Kuwait and the Philippines signed a deal on Friday, following a huge diplomatic rift, that will see Manilla lift a ban on its nationals travelling to the Gulf state for work.

The agreement will regulate the rights of Filipina domestic workers, after a dispute between the two countries on the issue led to Manila adopting a travel ban for its nationals to the country.

"A short time ago we signed an agreement between the two countries on the employment of domestic workers," Foreign Minister Sheikh Sabah al-Khaled al-Sabah told a joint press conference with his Filipino counterpart Alan Peter Cayetano.

In February Philippine President Rodrigo Duterte imposed a partial ban on workers travelling to Kuwait.

The ban followed the shocking discovery of the corpse of Filipina maid Joanna Demafelis in a freezer.

Her murder brought global attention about the alleged mistreatment of domestic workers in Kuwait, and condemnation from leading human rights organisations.

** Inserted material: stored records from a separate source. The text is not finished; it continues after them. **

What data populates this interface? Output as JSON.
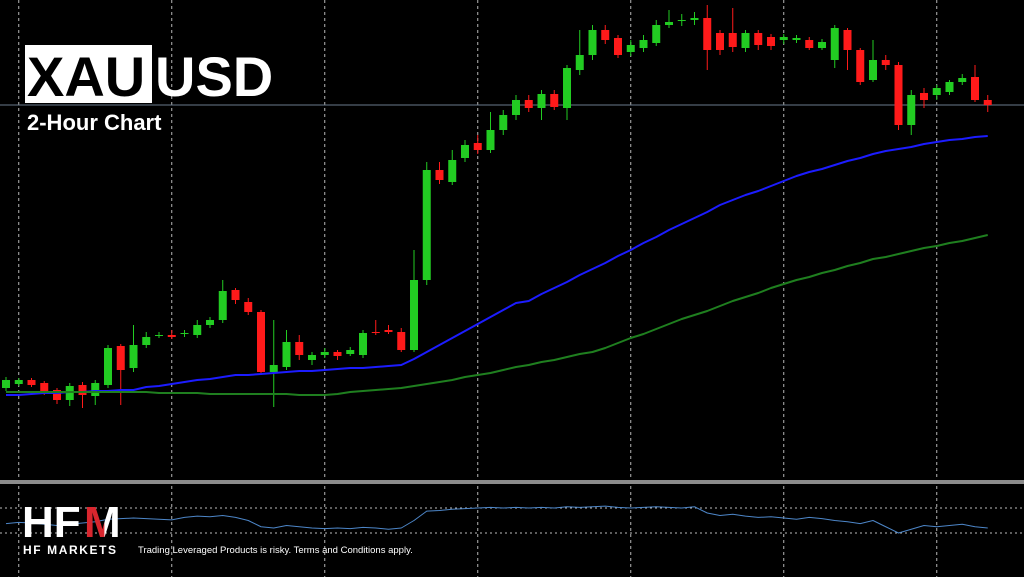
{
  "chart_data": {
    "type": "candlestick",
    "title": {
      "base": "XAU",
      "quote": "USD"
    },
    "subtitle": "2-Hour Chart",
    "ylim": [
      0,
      480
    ],
    "grid": true,
    "up_color": "#22cc22",
    "down_color": "#ff1a1a",
    "open": [
      92,
      96,
      100,
      97,
      90,
      80,
      95,
      84,
      95,
      134,
      112,
      135,
      144,
      145,
      146,
      145,
      155,
      160,
      190,
      178,
      168,
      108,
      113,
      138,
      120,
      125,
      128,
      126,
      125,
      148,
      150,
      148,
      130,
      200,
      310,
      298,
      322,
      337,
      330,
      350,
      365,
      380,
      372,
      386,
      372,
      410,
      425,
      450,
      442,
      428,
      432,
      437,
      455,
      459,
      460,
      462,
      447,
      447,
      432,
      447,
      443,
      440,
      440,
      440,
      432,
      420,
      450,
      430,
      400,
      420,
      415,
      355,
      387,
      385,
      388,
      398,
      403,
      380
    ],
    "high": [
      103,
      102,
      102,
      99,
      92,
      97,
      98,
      100,
      135,
      136,
      155,
      148,
      148,
      150,
      150,
      160,
      163,
      200,
      192,
      182,
      170,
      160,
      150,
      145,
      128,
      132,
      130,
      133,
      150,
      160,
      155,
      152,
      230,
      318,
      318,
      330,
      340,
      345,
      368,
      370,
      385,
      385,
      390,
      390,
      415,
      450,
      455,
      455,
      445,
      440,
      445,
      460,
      470,
      466,
      468,
      475,
      450,
      472,
      450,
      450,
      446,
      446,
      445,
      443,
      441,
      455,
      452,
      432,
      440,
      425,
      418,
      390,
      392,
      395,
      400,
      406,
      415,
      385
    ],
    "low": [
      89,
      94,
      93,
      85,
      76,
      74,
      72,
      75,
      92,
      75,
      108,
      132,
      142,
      141,
      143,
      142,
      152,
      157,
      176,
      165,
      105,
      73,
      110,
      120,
      115,
      122,
      120,
      124,
      122,
      145,
      146,
      128,
      128,
      195,
      296,
      295,
      318,
      326,
      327,
      345,
      360,
      368,
      360,
      370,
      360,
      405,
      420,
      436,
      422,
      424,
      428,
      434,
      452,
      454,
      455,
      410,
      425,
      428,
      428,
      430,
      430,
      436,
      437,
      430,
      430,
      412,
      410,
      395,
      398,
      410,
      350,
      345,
      372,
      380,
      385,
      395,
      378,
      368
    ],
    "close": [
      100,
      100,
      95,
      88,
      80,
      94,
      85,
      97,
      132,
      110,
      135,
      143,
      145,
      143,
      147,
      155,
      160,
      189,
      180,
      168,
      108,
      115,
      138,
      125,
      125,
      128,
      124,
      130,
      147,
      147,
      148,
      130,
      200,
      310,
      300,
      320,
      335,
      330,
      350,
      365,
      380,
      372,
      386,
      373,
      412,
      425,
      450,
      440,
      425,
      435,
      440,
      455,
      458,
      460,
      462,
      430,
      430,
      433,
      447,
      435,
      434,
      443,
      442,
      432,
      438,
      452,
      430,
      398,
      420,
      415,
      355,
      385,
      380,
      392,
      398,
      402,
      380,
      375
    ],
    "overlays": [
      {
        "color": "#1c1cff",
        "values": [
          85,
          85,
          86,
          87,
          87,
          88,
          88,
          89,
          89,
          90,
          90,
          93,
          94,
          96,
          98,
          100,
          101,
          103,
          105,
          105,
          106,
          107,
          108,
          109,
          109,
          110,
          111,
          112,
          112,
          113,
          114,
          115,
          121,
          128,
          135,
          142,
          149,
          156,
          163,
          170,
          177,
          179,
          186,
          192,
          198,
          205,
          211,
          217,
          224,
          230,
          237,
          243,
          250,
          256,
          262,
          268,
          275,
          280,
          285,
          289,
          294,
          299,
          304,
          308,
          311,
          315,
          319,
          322,
          326,
          329,
          331,
          333,
          336,
          338,
          340,
          341,
          343,
          344
        ]
      },
      {
        "color": "#1f7f1f",
        "values": [
          88,
          88,
          88,
          88,
          88,
          88,
          88,
          88,
          88,
          88,
          88,
          88,
          87,
          87,
          87,
          87,
          86,
          86,
          86,
          86,
          86,
          86,
          86,
          85,
          85,
          85,
          86,
          88,
          89,
          90,
          91,
          92,
          94,
          96,
          98,
          100,
          103,
          105,
          107,
          110,
          113,
          115,
          118,
          120,
          123,
          126,
          128,
          132,
          137,
          142,
          146,
          151,
          156,
          161,
          165,
          169,
          174,
          179,
          183,
          187,
          192,
          196,
          200,
          203,
          207,
          210,
          214,
          217,
          221,
          223,
          226,
          229,
          232,
          234,
          237,
          239,
          242,
          245
        ]
      }
    ],
    "indicator": {
      "color": "#4d86c8",
      "ylim": [
        0,
        100
      ],
      "levels": [
        70,
        30
      ],
      "values": [
        45,
        47,
        46,
        44,
        42,
        44,
        46,
        48,
        52,
        53,
        54,
        53,
        52,
        51,
        55,
        57,
        56,
        58,
        55,
        50,
        40,
        38,
        42,
        40,
        38,
        37,
        38,
        37,
        39,
        38,
        36,
        38,
        50,
        65,
        66,
        68,
        69,
        70,
        71,
        70,
        71,
        70,
        71,
        70,
        72,
        71,
        72,
        73,
        71,
        70,
        71,
        72,
        71,
        70,
        72,
        62,
        58,
        60,
        57,
        55,
        56,
        54,
        52,
        55,
        53,
        50,
        48,
        45,
        50,
        40,
        30,
        36,
        42,
        40,
        42,
        44,
        40,
        38
      ]
    }
  },
  "brand": {
    "logo_left": "HF",
    "logo_right": "M",
    "name": "HF MARKETS",
    "disclaimer": "Trading Leveraged Products is risky. Terms and Conditions apply."
  }
}
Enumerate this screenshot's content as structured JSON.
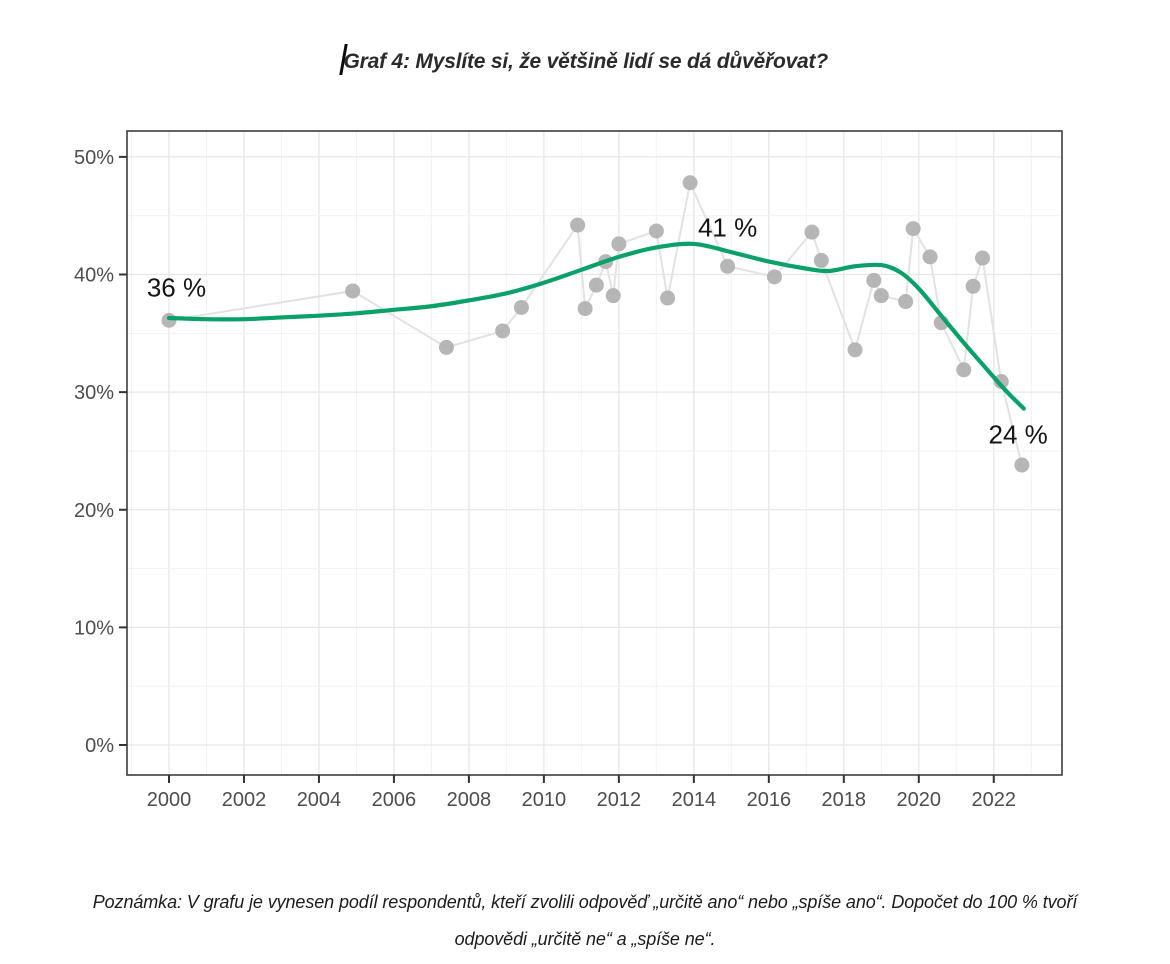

The crisis deepened after Kuwaiti authorities in April expelled Manila's ambassador following the emergence of video footage showing a Philippine embassy staff member helping workers escape employers accused of mistreatment. 

Cayetano said a new ambassador to Kuwait would soon be appointed and that he would advise Duterte to "immediately" lift the ban.

"I think the crisis is over. We will move on with the bilateral relations and we will resume normal ties with Kuwait," said an official with Cayetano's delegation.

He added that the agreement "gives a number of rights to Philippine workers".

The agreement says that workers will be allowed to keep their passports and mobile phones - which are often confiscated by employers. 

It stipulates that contract renewals should be approved by the Philippine Overseas Labor Office, instead of being automatically renewed.

Employers must provide domestic workers with food, housing, clothing and health insurance, according to the document.

About 262,000 Filipinos work in Kuwait, 60 percent of them in domestic labour, according to Manila.

More than two million Filipinos are employed across the Gulf.